Justin Phillips, the SF Chronicle’s race columnist, wrote an essay for the paper a few days ago that’s nothing short of a declaration of war against the police.
Actually, I didn’t know about his essay until I looked at Cat Brooks’ twitter feed, where she retweeted it. That’s because my paper boy didn’t deliver my Chronicle the day of Phillips’ essay. (Instead, he mistakenly gave me the East Bay Times.) Of course Cat Brooks loved Justin’s piece; he had interviewed her for it.
The topic was “three years after George Floyd’s murder” and predictably Justin was whining about police in his typically hyperbolic fashion: “Black and brown people are still being targeted by cops,” he wrote, “trigger-happy officers in the U.S. are killing more people, not fewer, and law enforcement agencies in the Bay Area are proving themselves to be hopelessly inept, corrupt or both.” He resorted to the stale old “racial disparities” red herring: “Nationally, Black people are 2.9 times more likely to be killed by police than White people…”. People like Justin never mention that Black people commit more violent crimes than White people, and so it only makes sense that they would have more confrontations with cops.

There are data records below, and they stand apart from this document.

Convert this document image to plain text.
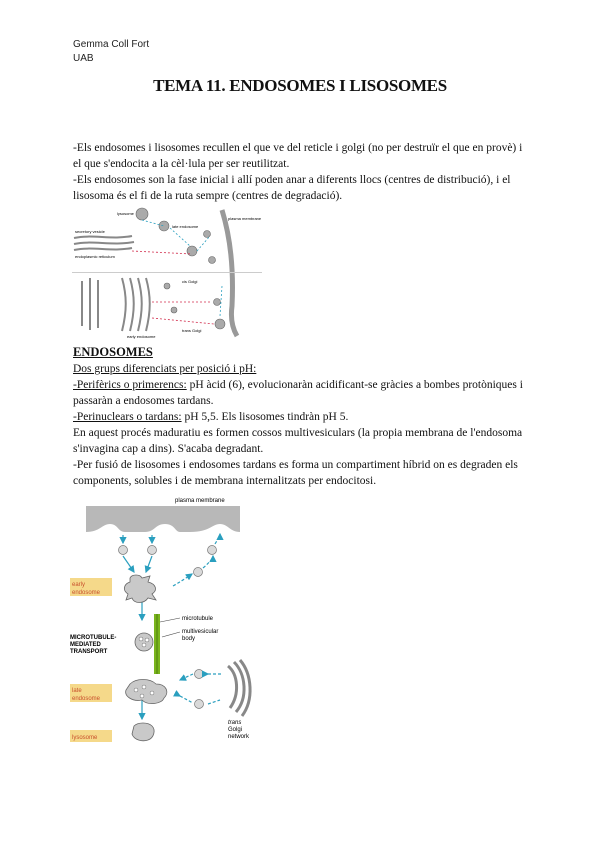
Gemma Coll Fort
UAB
TEMA 11. ENDOSOMES I LISOSOMES

-Els endosomes i lisosomes recullen el que ve del reticle i golgi (no per destruïr el que en provè) i el que s'endocita a la cèl·lula per ser reutilitzat.

-Els endosomes son la fase inicial i allí poden anar a diferents llocs (centres de distribució), i el lisosoma és el fi de la ruta sempre (centres de degradació).

lysosome
secretory vesicle
endoplasmic reticulum
late endosome
plasma membrane
cis Golgi
trans Golgi
early endosome
ENDOSOMES

Dos grups diferenciats per posició i pH:

-Perifèrics o primerencs: pH àcid (6), evolucionaràn acidificant-se gràcies a bombes protòniques i passaràn a endosomes tardans.

-Perinuclears o tardans: pH 5,5. Els lisosomes tindràn pH 5.

En aquest procés maduratiu es formen cossos multivesiculars (la propia membrana de l'endosoma s'invagina cap a dins). S'acaba degradant.

-Per fusió de lisosomes i endosomes tardans es forma un compartiment híbrid on es degraden els components, solubles i de membrana internalitzats per endocitosi.

plasma membrane
early
endosome
microtubule
multivesicular
body
MICROTUBULE-
MEDIATED
TRANSPORT
late
endosome
trans
Golgi
network
lysosome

With inflammatory rhetoric like “trigger-happy officers,” “targeted by cops,” and “corrupt law enforcement,” Justin is happy to slur cops and incite violence against them. His implication is that, every time a cop straps on his gun to go to work, he can’t wait to find a Black person to shoot. This is grotesquely insulting and slanderous, and also completely ignores the fact that far, far more Black people are shot and killed by each other than by cops. But Justin Phillips can’t handle the truth. He’s a paid agitator for anti-cop propaganda; facts are of no importance to him, only political screeds—which is exactly why Cat Brooks so admires him.
The funny thing is that Phillips seems to allow for “just police killings.” I infer this from his statement: “Nothing short of an end to all unjust police killings will, or should, improve the way people of color feel about policing.” Unfortunately, from what I can tell by reading him every day, Justin has never perceived a police killing of a Black person he thought was “just.” They’re “unjust” by virtue of the fact that it was a cop who did it. Never mind that most cases of cop shootings of any race are dismissed because the evidence shows the cops acted in reasonable fear of their lives. As I’ve repeatedly written, if people of any race don’t wish to be shot by cops, they should follow some simple rules: don’t break the law. If you do and you’re pursued by cops, comply with their instructions. Do not resist arrest. Do not attempt to flee. Do not resort to a weapon and threaten the cops. Lay yourself down on the ground, peacefully, and let them handcuff you. You’ll have your day in court. And by the way, Justin Phillips has some nerve lecturing us about “the way people of color feel about policing.” If Black people don’t like the police, it’s because of agitators like Justin Phillips and Cat Brooks, who routinely serve them steaming piles of disinformation that feed their sense of grievance.
Incidentally, Brooks also retweeted an attack on Brooke Jenkins, the San Francisco D.A. The tweet referred to the “Brooke Jenkins crime wave” in San Francisco, and mentioned that certain felonies (homicides, robberies, aggravated assaults) are up in 2023 in San Francisco compared to 2022. Is it fair to blame Brooke Jenkins for these modest increases? I don’t think so. But ad hoc attacks like this are all that the wokes have left in their rapidly-emptying arsenal. They want D.A.s like Pamela Price, who coddle criminals, and not law-and-order D.A.s like Brooke Jenkins, who indict them and send them to jail. Fortunately, the people aren’t buying this Phillips-Brooks nonsense. Wouldn’t it be nice if the Chronicle fired Phillips? But they won’t, because their Hearst ownership thinks that, in woke San Francisco, Phillips is well-regarded. The truth is the exact opposite, as more and more people cringe at his inaccuracies and wonder why the Chronicle publishes them.